According to the present invention, the Composition comprises at least one polyester polyol having a weight-molecular weight (Mw) less than 10,000 g/mol, which can react with component (C) described below to form an effective bonding subject to a heat.

Useful component (B) in the present invention include those carrying at least two hydroxyl groups in one molecule, for example three hydroxyl groups or four hydroxyl groups and having aromatic group(s) in the molecule, preferably has a hydroxyl number of no less than 10 mg KOH/g, preferably greater than or equal to 15 mg KOH/g, much preferably ranging from 20 to 90 mg KOH/g, even much more preferably from 30 to 60 mg KOH/g.
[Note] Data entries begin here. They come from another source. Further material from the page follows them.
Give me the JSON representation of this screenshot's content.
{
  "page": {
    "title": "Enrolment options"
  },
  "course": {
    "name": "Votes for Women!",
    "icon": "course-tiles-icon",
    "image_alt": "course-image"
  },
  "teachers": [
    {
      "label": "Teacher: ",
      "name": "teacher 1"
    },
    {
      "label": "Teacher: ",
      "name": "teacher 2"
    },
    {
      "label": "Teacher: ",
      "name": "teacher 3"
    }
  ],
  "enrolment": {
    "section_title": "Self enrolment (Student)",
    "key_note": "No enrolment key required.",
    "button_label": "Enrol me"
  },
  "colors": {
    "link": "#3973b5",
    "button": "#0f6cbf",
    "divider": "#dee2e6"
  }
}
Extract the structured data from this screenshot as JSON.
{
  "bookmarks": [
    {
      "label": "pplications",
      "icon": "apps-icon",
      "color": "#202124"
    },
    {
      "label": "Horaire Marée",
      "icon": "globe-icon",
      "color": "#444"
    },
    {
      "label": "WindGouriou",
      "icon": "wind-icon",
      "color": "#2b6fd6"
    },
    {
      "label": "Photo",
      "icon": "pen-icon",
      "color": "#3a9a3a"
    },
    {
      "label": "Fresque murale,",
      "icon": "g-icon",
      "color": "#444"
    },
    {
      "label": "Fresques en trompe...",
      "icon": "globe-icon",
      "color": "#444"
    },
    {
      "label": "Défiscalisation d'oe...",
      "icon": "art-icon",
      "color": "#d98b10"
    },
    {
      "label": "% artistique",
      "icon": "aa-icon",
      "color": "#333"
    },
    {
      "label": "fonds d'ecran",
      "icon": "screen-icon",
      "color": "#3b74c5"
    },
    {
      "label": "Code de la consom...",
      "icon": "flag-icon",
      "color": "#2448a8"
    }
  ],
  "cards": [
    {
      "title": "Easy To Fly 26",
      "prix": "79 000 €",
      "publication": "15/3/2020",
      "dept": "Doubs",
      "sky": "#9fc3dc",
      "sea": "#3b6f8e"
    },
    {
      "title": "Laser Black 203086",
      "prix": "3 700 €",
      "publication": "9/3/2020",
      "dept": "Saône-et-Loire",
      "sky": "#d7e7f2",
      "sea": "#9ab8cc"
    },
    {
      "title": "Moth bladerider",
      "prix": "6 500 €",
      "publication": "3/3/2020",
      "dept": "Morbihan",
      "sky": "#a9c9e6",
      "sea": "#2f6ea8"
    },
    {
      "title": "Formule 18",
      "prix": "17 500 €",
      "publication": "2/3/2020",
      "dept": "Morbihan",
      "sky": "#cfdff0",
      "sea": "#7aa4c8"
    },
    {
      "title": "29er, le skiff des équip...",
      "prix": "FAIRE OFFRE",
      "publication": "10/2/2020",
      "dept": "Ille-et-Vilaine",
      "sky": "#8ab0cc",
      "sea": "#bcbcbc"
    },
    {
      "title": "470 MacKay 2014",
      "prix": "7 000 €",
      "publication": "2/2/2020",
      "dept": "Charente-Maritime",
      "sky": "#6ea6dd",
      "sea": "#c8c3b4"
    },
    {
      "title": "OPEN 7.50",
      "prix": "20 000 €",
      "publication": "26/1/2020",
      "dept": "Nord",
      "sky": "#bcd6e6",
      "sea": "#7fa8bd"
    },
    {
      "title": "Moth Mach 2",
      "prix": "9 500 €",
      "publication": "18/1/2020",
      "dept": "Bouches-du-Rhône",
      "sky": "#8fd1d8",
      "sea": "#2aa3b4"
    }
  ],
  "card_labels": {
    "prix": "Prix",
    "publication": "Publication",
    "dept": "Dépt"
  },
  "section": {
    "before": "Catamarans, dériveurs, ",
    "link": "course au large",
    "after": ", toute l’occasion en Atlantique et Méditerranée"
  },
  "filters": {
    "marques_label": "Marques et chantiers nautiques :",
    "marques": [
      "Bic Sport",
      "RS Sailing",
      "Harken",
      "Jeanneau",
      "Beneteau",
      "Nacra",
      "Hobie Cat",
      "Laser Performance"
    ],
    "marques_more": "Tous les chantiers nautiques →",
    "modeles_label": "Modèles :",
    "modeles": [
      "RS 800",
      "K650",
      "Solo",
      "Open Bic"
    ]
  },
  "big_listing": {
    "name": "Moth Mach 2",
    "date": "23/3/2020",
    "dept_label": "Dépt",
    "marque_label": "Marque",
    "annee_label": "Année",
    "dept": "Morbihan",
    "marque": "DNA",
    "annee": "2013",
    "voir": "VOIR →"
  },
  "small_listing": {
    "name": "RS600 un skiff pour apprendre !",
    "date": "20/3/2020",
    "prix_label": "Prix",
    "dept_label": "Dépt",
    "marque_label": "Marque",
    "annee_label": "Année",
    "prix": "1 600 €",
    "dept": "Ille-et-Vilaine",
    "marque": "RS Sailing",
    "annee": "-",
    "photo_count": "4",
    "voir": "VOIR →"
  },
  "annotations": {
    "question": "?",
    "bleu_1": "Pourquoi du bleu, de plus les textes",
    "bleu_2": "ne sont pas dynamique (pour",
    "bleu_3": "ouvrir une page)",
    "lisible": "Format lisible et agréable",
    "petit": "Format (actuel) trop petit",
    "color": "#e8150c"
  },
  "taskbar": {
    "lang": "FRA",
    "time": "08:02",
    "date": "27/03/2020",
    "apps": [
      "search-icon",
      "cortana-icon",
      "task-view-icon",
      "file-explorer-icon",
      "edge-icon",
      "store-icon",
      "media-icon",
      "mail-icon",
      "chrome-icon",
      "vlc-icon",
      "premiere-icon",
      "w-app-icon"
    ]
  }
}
The component (B) used in the present invention preferably is solid at ambient temperature (20° C.). In some embodiments, the component (B) can be selected from amorphous polyester polyol, semi-crystalline polyester polyol, crystalline polyester polyol and combination thereof, from perspective of dissolving in the organic solvent, preferably amorphous polyester polyol, semi-crystalline polyester polyol and combination thereof.

The term “amorphous polyester polyol” used herein means a polyester polyol having no melt transition when measured using Differential Scanning calorimetry (DSC), which does not have a crystalline form. It preferably has a degree of crystallinity by weight of less than 10%, preferably of less than 5%, advantageously of less than 2% and more advantageously still of less than 1%.

The term “semicrystalline polyester polyol” means a polyester polyol comprising crystalline regions and amorphous regions in its structure. It preferably has a degree of crystallinity by weight of at least 20% to less than 80%, preferably of at least 30% to less than 80%, preferably at least 40% and less than 80%.

The term “crystalline polyester polyol” used herein means a polyester polyol having a melt transition when measured using Differential Scanning calorimetry (DSC), which has a crystalline form. It preferably has a degree of crystallinity by weight of at least 80%, preferably of at least 90%.